Cocaine: Middle Class High
The "all-American drug" has hit like a blizzard, with casualties rising.
C17H21NO4. A derivative of Erythroxylon coca. Otherwise known as cocaine, coke, C, snow, blow, toot, leaf, flake, freeze, happy dust, nose candy, Peruvian, lady, white girl. A vegetable alkaloid derived from leaves of the coca plant. Origin: eastern slopes of the Andes mountains. Availability: Anywhere, U.S.A. Cost: $2,200 per oz., five times the price of gold.
Whatever the price, by whatever name, cocaine is becoming the all-American drug. No longer is it a sinful secret of the moneyed elite, nor merely an elusive glitter of decadence in raffish society circles, as it seemed in decades past. No longer is it primarily an exotic and ballyhooed indulgence of high-gloss entrepreneurs, Hollywood types and high rollers, as it was only three or four years ago the most conspicuous of consumptions, to be sniffed from the most chic of coffee tables through crisp, rolled-up $100 bills. Today, in part precisely because it is such an emblem of wealth and status, coke is the drug of choice for perhaps millions of solid, conventional and often upwardly mobile citizens lawyers, businessmen, students, government bureaucrats, politicians, policemen, secretaries, bankers, mechanics, real estate brokers, waitresses. Largely unchecked by law enforcement, a veritable blizzard of the white powder is blowing through the American middle class, and it is causing significant social and economic shifts no less than a disturbing drug problem. (See TIME's photo-essay "Cocaine County.")
Superficially, coke is a supremely beguiling and relatively risk-free drug at least so its devotees innocently claim. A snort in each nostril and you're up and away for 30 minutes or so. Alert, witty and with it. No hangover. No physical addiction. No lung cancer. No holes in the arms or burned-out cells in the brain. Instead, drive, sparkle, energy. If it were not classified (incorrectly) by the federal government as a narcotic, and if it were legally distributed throughout the U.S. (as it was until 1906), cocaine might be the biggest advertiser on television. You can hear the commercials: Endorsed by the great Dr. Sigmund Freud. The inspiration of poets, artists, inventors! You too can be inspired, thanks to a stimulant revered as sacred eight centuries ago by the great Inca civilization. Start each day right with Snowghurt or Flake Flakes. A little Leaf instead of lettuce for lunch. Toot Sweet, come the Happy Hour. [Band music swells in crescendo.] Mayke it bet-tah with Coke!*
But coke is no joke. Although in very small and occasional doses it is no more harmful than equally moderate doses of alcohol or marijuana, and infinitely less so than heroin, it has its dark and destructive side. The euphoric lift, the feeling of being confident and on top of things that comes from a few brief snorts, is often followed by a letdown; regular use can induce depression, edginess and weight loss. As usage increases, so does the danger of paranoia, hallucinations and a totally "strung out" physical collapse, not to mention a devastation of the nasal membrane. And usage does tend to increase. Says one initiate: "After one hit of cocaine I feel like a new man. The only problem is, the first thing the new man wants is another hit."

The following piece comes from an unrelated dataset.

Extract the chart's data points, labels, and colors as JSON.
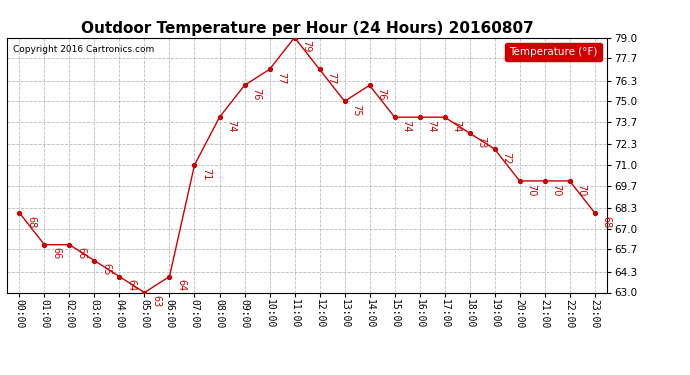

This pattern can lead to a psychological dependence whose effects are not all that different from addiction. Moreover, there is growing clinical evidence that when coke is taken in the most potent and dangerous forms injected in solution, or chemically converted and smoked in the process called freebasing it may indeed become addictive.
Of all drugs in the U.S., cocaine is now the biggest producer of illicit in come. Some 40 metric tons of it will be shipped into the country this year. As coke experts like to point out, if all the international dealers who supply the drug to the U.S. market not even including the retailers were to form a single corporation, it would probably rank seventh on the Fortune 500 list, between Ford Motor Co. ($37 billion in revenue) and Gulf Oil Corp. ($26.5 billion). Last year street sales of cocaine, by far the most expensive drug on the market, reached an estimated $30 billion in the U.S. (Sales of marijuana, the runner-up and still the most widely used illicit drug, amounted to some $24 billion.)